2 子どもたちを通して、「大人の責任」を痛感
プレーパークの代表になり当初は戸惑った栗林さんだが、そこで出会った子どもたちを通して、早くも問題意識が芽生えていく。
「何をやればいいんだろうって思いながら、とにかく自分の子どもと一緒に現場に行ってたんです。そしたら、ご飯食べてないって言ってくる子どもに会うようになって。でも、地域の方に相談しても『それは親の責任なんだからしょうがないわよ』って言われる。イベントのときにも、『何々さんちのお孫さん』『近所の何々ちゃん』とか、知っている子には『いっぱい食べなさいね』って言うんだけど、知らない子が――本当にお腹を空かせてる子が何度もおかわりしていると、なんとなく『あの子、何回目よ、分けなくていいわよ』みたいな空気になっちゃう。それから、そういう子たちのことを行政に伝えても、子ども家庭支援センターにつないでくださいとかいわれる。しかし、つないでもお腹空いたって言ってくる子の様子は変わらないわけで」
行政につなぐことも大事だけれど、日常的に関わり話を受け止めるだけでも、1回でも食事をともにしたりするだけでも、成長したときに、少しだけ何かが変わるかもしれない――栗林さんがそう考えるようになったのは、子どもたちと言葉を交わすうちにあることに気づいたからだった。

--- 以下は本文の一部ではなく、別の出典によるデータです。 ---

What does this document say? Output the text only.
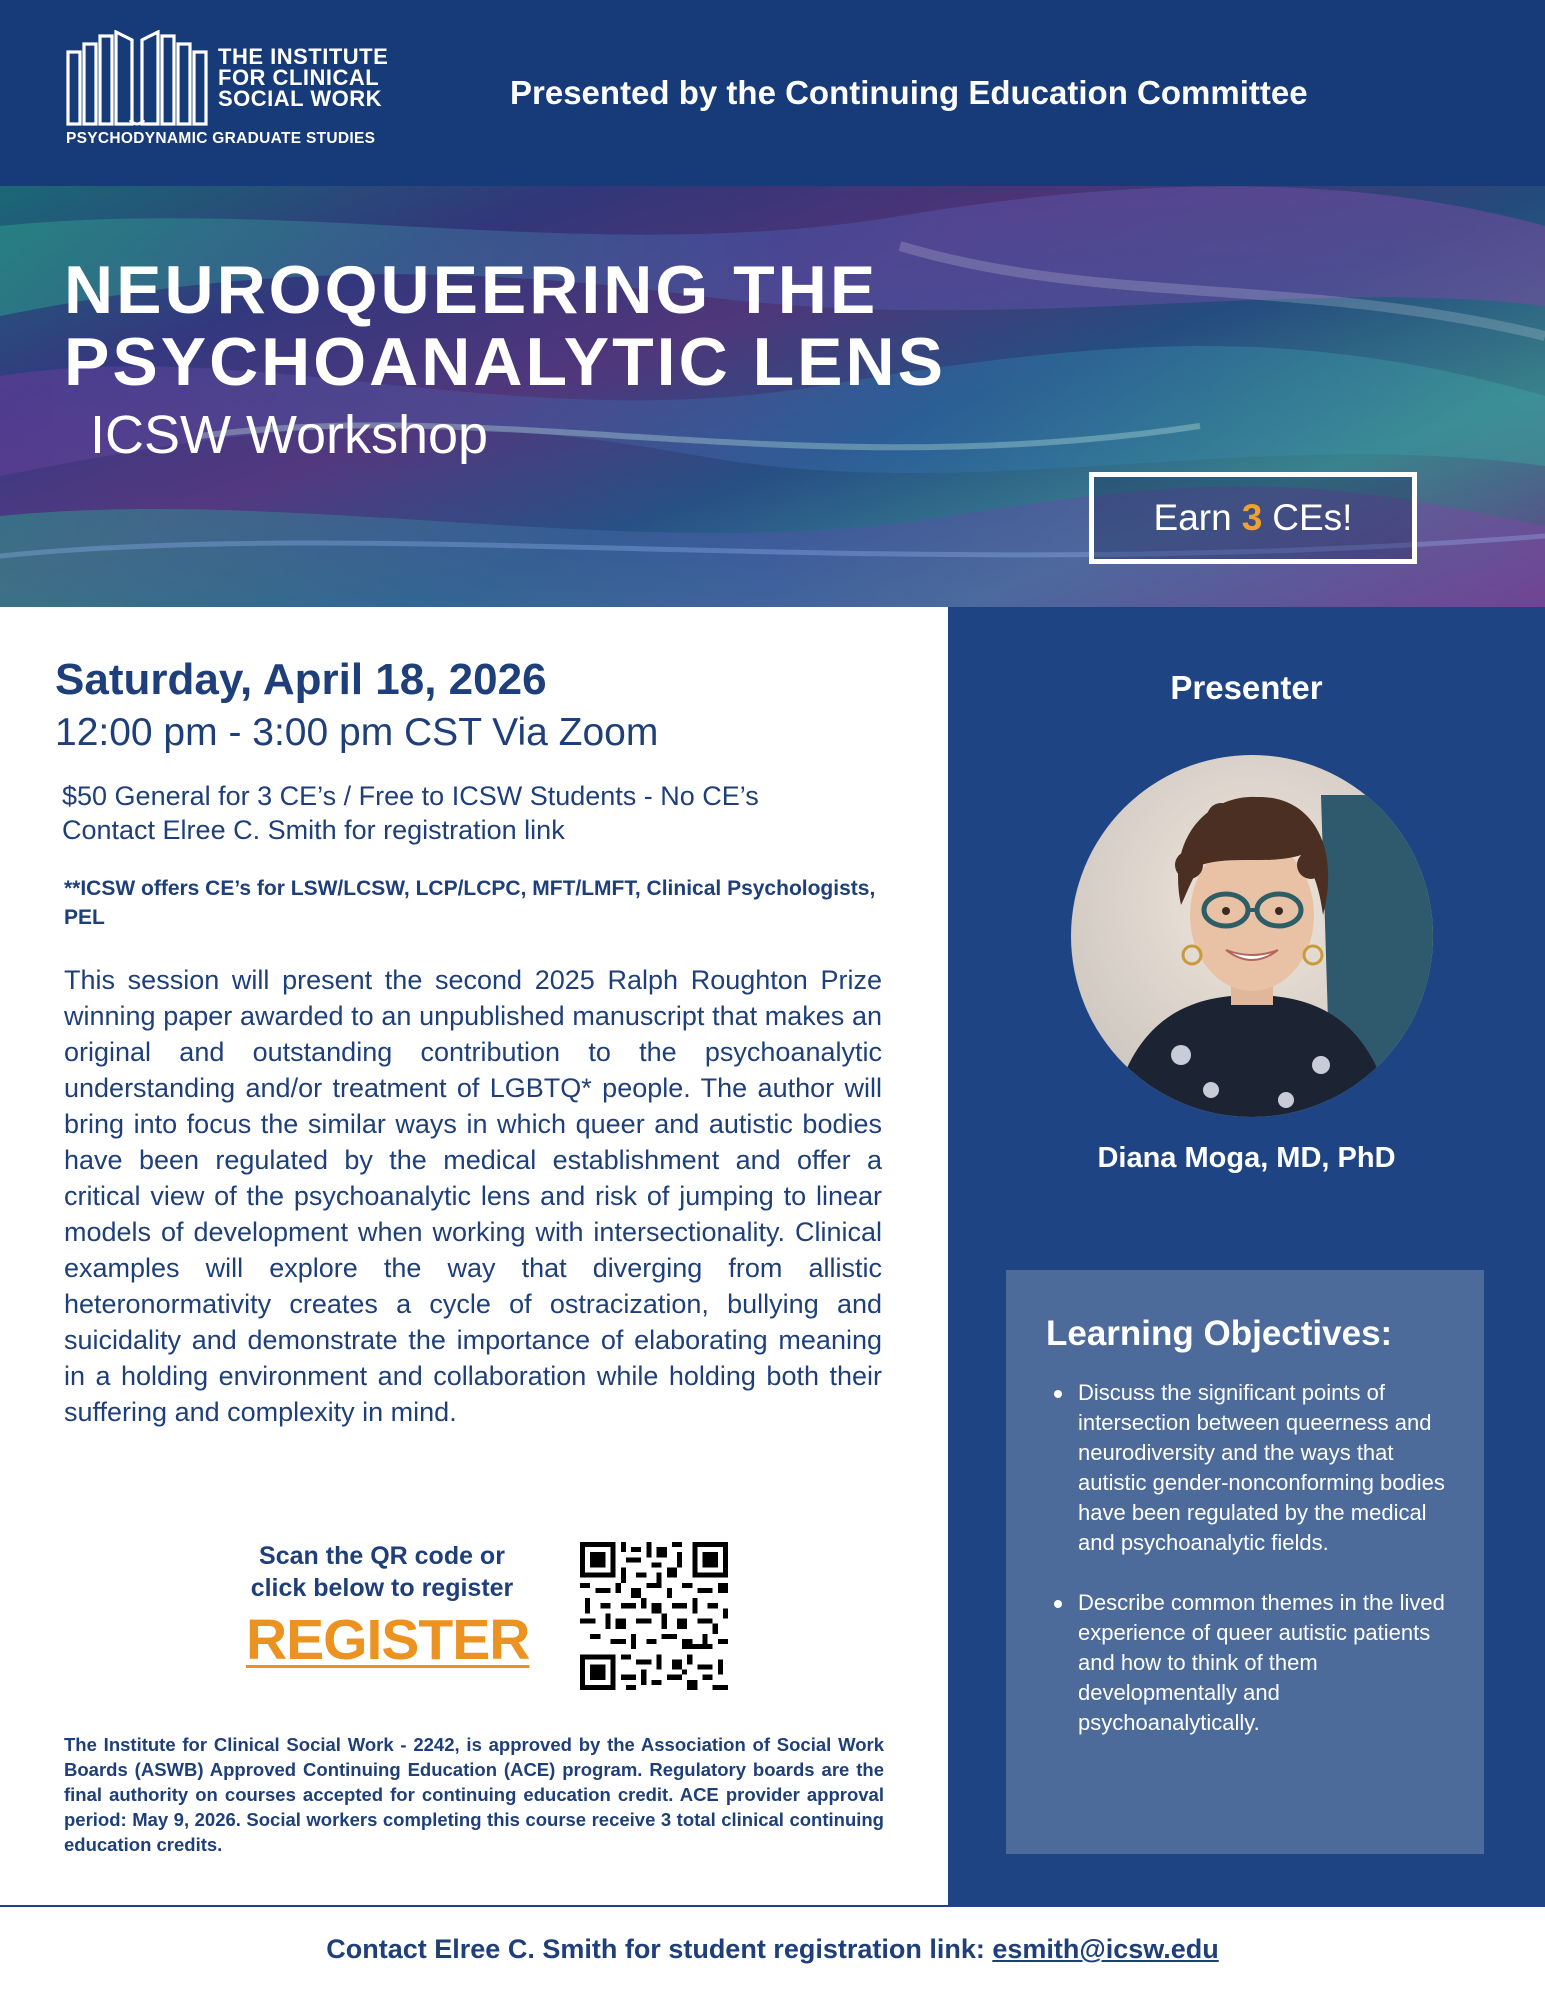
THE INSTITUTE
FOR CLINICAL
SOCIAL WORK
PSYCHODYNAMIC GRADUATE STUDIES
Presented by the Continuing Education Committee
NEUROQUEERING THE
PSYCHOANALYTIC LENS
ICSW Workshop
Earn 3 CEs!
Saturday, April 18, 2026
12:00 pm - 3:00 pm CST Via Zoom
$50 General for 3 CE’s / Free to ICSW Students - No CE’s
Contact Elree C. Smith for registration link
**ICSW offers CE’s for LSW/LCSW, LCP/LCPC, MFT/LMFT, Clinical Psychologists, PEL
This session will present the second 2025 Ralph Roughton Prize winning paper awarded to an unpublished manuscript that makes an original and outstanding contribution to the psychoanalytic understanding and/or treatment of LGBTQ* people. The author will bring into focus the similar ways in which queer and autistic bodies have been regulated by the medical establishment and offer a critical view of the psychoanalytic lens and risk of jumping to linear models of development when working with intersectionality. Clinical examples will explore the way that diverging from allistic heteronormativity creates a cycle of ostracization, bullying and suicidality and demonstrate the importance of elaborating meaning in a holding environment and collaboration while holding both their suffering and complexity in mind.
Scan the QR code or
click below to register
REGISTER
The Institute for Clinical Social Work - 2242, is approved by the Association of Social Work Boards (ASWB) Approved Continuing Education (ACE) program. Regulatory boards are the final authority on courses accepted for continuing education credit. ACE provider approval period: May 9, 2026. Social workers completing this course receive 3 total clinical continuing education credits.
Presenter
Diana Moga, MD, PhD
Learning Objectives:
Discuss the significant points of intersection between queerness and neurodiversity and the ways that autistic gender-nonconforming bodies have been regulated by the medical and psychoanalytic fields.
Describe common themes in the lived experience of queer autistic patients and how to think of them developmentally and psychoanalytically.
Contact Elree C. Smith for student registration link: esmith@icsw.edu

「5年目くらいから『遊び場でもあるけど〈居場所〉なんだな』って思うようになりましたね。例えば、平日のプレーパークには、いつも友だちと来るんだけれども、日曜だけは1人でやってくる6年生の子がいた。他の子は土日に少年サッカーとか少年野球に行くから、その子は行くところがなくて日曜の朝から夕方までいるんです。『俺だって中学校に入ったら野球するんだ、お母さんがユニホーム買ってくれるって言ってるから。俺もやるんだ……』とか言いながら。
当時は雨が降ると現場を閉めなきゃいけなくて、帰ろうとすると、泣きそうな顔で『本当にやめちゃうの……?』って言ってくる子もいました。その子は以前、車の中で暮らしていたそうで、来ても私と遊ぶわけでもないけど、現場にいるんです。だから本当に〈居場所〉なんですね。当時は私、子どもが施設に保護されることなど全然知らなかったんです。そういう仕組みとか、我が子を虐待してしまう親がいることも、知らなかった。
折しも、リーマンショックによる深刻な不況に見舞われ、「年越し派遣村」「ワーキングプア」などの社会問題がさかんに報じられていた時期だ。栗林さんは、身近でも見聞きするようになった事例から貧困問題に関心を持ち、講座などで学ぶようになる。男女の賃金格差やシングルマザーの貧困といったジェンダーの問題、そこから子どもたちに波及する問題、ホームレスの増加――さまざまなことを知るうちに新たな出会いもあり、その後の活動やネットワークにつながっていく。
一方、池袋本町小学校建設のためにプレーパークが閉鎖されることになり、栗林さんは地域の有志とともに、存続をめざして動き始めた。